Updated

New Jersey’s arcane gun law is preventing some retired cops from getting a permit to carry a concealed weapon, according to a published report.

That’s because the law makes no provisions for retired public university police officers to get one, the Newark Star-Ledger reports.

“There seems to be discrepancy in whether [state] university police are viewed as working for a state agency,” attorney Thomas Roughneen told the paper.

He represents John Kotchkowski, 55, and Robert Dunsmuir, 48, two retired University of Medicine and Dentistry of New Jersey police sergeants who were denied right-to-carry permits.

A judge last month refused to grant Kotchkowski a permit on appeal.

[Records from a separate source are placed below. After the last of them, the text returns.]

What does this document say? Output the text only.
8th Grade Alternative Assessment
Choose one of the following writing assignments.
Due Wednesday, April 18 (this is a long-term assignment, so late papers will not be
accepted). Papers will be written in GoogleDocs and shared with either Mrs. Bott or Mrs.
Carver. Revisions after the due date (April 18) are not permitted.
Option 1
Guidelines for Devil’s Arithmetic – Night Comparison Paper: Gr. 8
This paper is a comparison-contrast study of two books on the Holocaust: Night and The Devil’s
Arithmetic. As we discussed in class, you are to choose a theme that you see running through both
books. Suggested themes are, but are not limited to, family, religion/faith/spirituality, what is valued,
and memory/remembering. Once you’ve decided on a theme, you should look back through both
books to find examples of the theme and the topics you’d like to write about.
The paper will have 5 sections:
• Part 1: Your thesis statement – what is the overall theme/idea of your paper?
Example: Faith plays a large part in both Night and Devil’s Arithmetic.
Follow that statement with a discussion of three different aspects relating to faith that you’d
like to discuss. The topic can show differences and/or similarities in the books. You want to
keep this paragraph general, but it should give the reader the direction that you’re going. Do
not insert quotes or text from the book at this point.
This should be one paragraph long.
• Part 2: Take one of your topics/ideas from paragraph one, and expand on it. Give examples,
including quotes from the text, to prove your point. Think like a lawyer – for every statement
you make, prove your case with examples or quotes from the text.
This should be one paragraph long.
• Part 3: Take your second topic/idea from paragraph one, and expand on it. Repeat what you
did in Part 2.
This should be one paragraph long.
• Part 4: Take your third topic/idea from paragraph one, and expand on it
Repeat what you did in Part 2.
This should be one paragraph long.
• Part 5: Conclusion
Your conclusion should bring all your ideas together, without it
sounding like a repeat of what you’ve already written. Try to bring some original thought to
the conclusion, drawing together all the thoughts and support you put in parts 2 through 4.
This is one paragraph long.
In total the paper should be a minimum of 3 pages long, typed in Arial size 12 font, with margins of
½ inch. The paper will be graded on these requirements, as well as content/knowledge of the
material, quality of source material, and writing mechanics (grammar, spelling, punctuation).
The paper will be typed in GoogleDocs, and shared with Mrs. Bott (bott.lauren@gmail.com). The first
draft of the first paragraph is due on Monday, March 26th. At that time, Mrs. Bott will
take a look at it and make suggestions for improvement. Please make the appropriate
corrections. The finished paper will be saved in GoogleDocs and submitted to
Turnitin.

Dunsmuir’s appeal will be heard next month.

“It’s made me feel like my whole career was a sham, like they’re saying I wasn’t a real cop,” Kotchkowski told the paper Thursday.

He lost his appeal even though other retired campus cops have won theirs, the paper reported.

Kotchkowski and Dunsmuir both contend they worked for a state agency and thus should be granted a conceal carry permit. But the wording of the law doesn’t make that so clear, according to the New Jersey State Police, which oversees the permit process.

“How are UMDNJ police not a state law enforcement agency?" Roughneen asked, according to the Star-Ledger. “By that logic, that makes the entire Rutgers police force -- which is one of the largest in the state -- ineligible. And that flies in the face of the intent of the law, which is to increase public safety.”

The law was enacted in 1997 after the murder of a police chief who was killed when he tried to thwart the Newark carjacking of an elderly couple, the paper reported.

One of the officers involved in the pursuit of the killers in that case was Kotchkowski.

He and Dunsmuir worked on a stolen car task force with cops from Newark and the city of Elizabeth while on the job.

“Carjackings. Armed robberies, Domestics,” Kotchkowski told the paper. “We did everything city cops did.”